- The Washington Times - Sunday, November 29, 2015

Donald Trump still holds a lead in the Republican presidential polls in Iowa, but Ben Carson is fading and Sen. Ted Cruz is catching up fast as the first-in-the-nation caucuses prepare for another wild finish.

Four years ago at Thanksgiving, it was former House Speaker Newt Gingrich who had climbed to the top of the polls, unseating pizza baron Herman Cain who dropped out of the race altogether. Former Sen. Rick Santorum, the eventual Iowa winner, was languishing in the low single digits.

It is a reminder of how fast things can change as the candidates jockey for position heading into the Feb. 1 caucuses.

“As in any campaign, things can and do change rapidly near the end,” said David Yepsen, director of the Paul Simon Public Policy Institute at Southern Illinois University Carbondale.

The Feb. 1 caucuses are scheduled later than they have been in years as the two major parties try to regain control of the process.

After the 2012 Iowa caucuses nearly bled into Christmas in 2011 and a chaotic calendar produced a series of bizarre outcomes, Republican Party leaders set the schedule so Iowa, New Hampshire and South Carolina were orderly. The rest of the map is compressed into several major showdown dates.

Roughly two months before the caucuses, the Republican race has more questions than answers: Can Mr. Trump continue to defy political gravity, and can former Florida Gov. Jeb Bush regain his footing and live up to the family name?

It also remains to be seen whether Mr.
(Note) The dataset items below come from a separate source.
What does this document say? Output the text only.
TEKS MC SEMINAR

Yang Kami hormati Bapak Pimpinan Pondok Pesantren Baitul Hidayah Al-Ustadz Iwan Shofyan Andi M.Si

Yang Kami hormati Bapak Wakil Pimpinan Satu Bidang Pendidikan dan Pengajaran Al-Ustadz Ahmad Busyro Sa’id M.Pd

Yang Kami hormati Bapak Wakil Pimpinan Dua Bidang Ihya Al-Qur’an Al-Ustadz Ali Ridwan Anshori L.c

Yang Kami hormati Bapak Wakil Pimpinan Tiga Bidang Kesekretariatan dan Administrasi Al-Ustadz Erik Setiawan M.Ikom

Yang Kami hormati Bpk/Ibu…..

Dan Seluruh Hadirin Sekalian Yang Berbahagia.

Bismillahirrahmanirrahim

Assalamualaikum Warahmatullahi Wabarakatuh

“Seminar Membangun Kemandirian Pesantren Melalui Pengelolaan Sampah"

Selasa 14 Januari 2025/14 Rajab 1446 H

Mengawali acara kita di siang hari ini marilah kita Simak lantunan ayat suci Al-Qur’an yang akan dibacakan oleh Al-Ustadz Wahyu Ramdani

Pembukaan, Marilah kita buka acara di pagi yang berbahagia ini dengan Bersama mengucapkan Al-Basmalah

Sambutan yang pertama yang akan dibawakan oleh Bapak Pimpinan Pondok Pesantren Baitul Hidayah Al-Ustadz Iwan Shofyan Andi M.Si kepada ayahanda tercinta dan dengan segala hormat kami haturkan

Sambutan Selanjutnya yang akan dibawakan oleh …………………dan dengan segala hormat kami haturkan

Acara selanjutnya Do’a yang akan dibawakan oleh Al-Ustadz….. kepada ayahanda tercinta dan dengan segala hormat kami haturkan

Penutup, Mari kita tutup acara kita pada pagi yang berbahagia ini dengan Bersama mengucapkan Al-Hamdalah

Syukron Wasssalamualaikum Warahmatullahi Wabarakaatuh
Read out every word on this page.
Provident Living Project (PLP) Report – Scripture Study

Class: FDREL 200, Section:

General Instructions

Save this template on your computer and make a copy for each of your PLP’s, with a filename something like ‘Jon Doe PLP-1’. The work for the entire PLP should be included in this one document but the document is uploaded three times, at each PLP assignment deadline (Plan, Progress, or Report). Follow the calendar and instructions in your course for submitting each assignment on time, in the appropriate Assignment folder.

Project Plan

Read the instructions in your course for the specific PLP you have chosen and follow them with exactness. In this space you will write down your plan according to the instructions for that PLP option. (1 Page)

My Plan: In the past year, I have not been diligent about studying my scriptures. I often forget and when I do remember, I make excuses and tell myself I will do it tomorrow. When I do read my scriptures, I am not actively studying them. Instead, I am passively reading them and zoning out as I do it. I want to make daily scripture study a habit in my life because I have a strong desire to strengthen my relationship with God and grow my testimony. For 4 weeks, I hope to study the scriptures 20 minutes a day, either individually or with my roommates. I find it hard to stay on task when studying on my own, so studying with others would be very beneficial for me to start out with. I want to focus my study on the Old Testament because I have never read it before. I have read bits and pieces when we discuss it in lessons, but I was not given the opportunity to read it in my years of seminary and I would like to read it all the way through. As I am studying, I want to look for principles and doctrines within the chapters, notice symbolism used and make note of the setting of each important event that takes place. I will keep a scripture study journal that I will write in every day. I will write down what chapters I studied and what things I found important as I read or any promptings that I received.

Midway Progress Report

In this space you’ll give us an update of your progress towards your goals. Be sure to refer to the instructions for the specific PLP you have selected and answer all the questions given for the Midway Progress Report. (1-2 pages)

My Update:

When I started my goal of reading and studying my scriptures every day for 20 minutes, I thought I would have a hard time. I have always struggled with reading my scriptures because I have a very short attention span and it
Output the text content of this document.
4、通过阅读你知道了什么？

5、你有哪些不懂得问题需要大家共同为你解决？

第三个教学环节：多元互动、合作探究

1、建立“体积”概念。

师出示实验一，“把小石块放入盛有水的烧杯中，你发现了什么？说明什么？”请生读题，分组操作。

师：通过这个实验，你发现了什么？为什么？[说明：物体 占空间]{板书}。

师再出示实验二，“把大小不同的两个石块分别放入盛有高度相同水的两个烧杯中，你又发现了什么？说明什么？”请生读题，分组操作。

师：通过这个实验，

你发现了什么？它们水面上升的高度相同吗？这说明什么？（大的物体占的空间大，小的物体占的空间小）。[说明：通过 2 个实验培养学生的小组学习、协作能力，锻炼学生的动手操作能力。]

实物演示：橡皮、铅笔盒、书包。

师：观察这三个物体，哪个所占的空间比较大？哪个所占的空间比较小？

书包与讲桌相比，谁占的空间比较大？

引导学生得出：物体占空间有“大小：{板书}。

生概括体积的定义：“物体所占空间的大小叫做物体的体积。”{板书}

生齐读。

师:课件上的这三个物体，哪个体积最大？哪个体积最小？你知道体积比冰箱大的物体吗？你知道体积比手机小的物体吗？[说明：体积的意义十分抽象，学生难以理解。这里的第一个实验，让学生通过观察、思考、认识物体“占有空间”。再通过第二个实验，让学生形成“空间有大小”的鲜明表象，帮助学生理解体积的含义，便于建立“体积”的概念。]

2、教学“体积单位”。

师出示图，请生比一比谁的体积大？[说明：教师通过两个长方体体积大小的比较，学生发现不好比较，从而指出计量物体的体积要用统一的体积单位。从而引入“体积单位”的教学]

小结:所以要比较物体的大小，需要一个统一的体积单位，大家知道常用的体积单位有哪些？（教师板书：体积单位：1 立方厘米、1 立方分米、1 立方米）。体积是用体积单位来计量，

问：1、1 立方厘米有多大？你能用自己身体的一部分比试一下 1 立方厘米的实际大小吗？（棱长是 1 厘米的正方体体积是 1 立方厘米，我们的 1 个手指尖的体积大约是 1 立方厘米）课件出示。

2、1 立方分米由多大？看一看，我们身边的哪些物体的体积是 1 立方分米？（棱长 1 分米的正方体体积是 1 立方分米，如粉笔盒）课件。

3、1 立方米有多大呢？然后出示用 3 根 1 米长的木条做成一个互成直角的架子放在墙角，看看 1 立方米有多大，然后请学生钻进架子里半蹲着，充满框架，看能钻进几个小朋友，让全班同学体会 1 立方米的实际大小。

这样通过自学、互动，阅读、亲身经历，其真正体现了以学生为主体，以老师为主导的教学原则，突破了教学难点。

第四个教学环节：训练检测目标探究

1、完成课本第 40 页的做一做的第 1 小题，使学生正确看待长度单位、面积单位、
Cruz can sustain the coalition of conservatives he is trying to build and whether Sen. Marco Rubio will emerge as the unifying candidate for the Republican establishment and grass-roots conservatives.

For now, Mr. Trump remains atop the field with his support firmly in the 20s. Mr. Carson had surmounted him, peaking at above 30 percent just a month ago before sliding. Now it’s Mr. Cruz on the rise, reaching past 20 percent in a couple of pre-Thanksgiving surveys.

“To paraphrase from former British Prime Minister Harold Wilson, ‘In politics, 24 hours is a lifetime,’” said Steffen Schmidt, a political science professor at Iowa State University. “This is such an unstable year that maybe just 24 minutes is a lifetime.”

Thanksgiving understandably put a lid on the race.

“It’s hard for campaigns to punch through the holiday distractions,” Mr. Yepsen said. “It’s also tougher for the media consultants in a campaign because they’ve got to be careful their messages don’t seem off base or too harsh during what is a religious time for many people. An ad too harsh can backfire.”

The same could happen over Christmas and New Year’s — a major change from 2011 and 2012, when Mr. Santorum made his surge, based on visits to each of Iowa’s 99 counties.

This year, the promise of a full month between New Year’s Day and the caucuses should create some breathing space for candidates and voters alike.

“Remember, there’s the whole month of January, and I think a lot of this campaign will go on hold until then,” Mr. Yepsen said. “The early deciders have made up their minds. Others, who want to meet candidates or see more debates will just wait a little longer.”

“Experienced caucus-goers in both parties have learned they should wait to see how things play out to the very end,” he said. “You’ve got more debates and you’ve also got unexpected events, like the Paris attacks, that can change the narrative quickly. You can see that on the GOP side with the large number of people who tell pollsters they could be persuaded to change their minds, even if they have a preference.”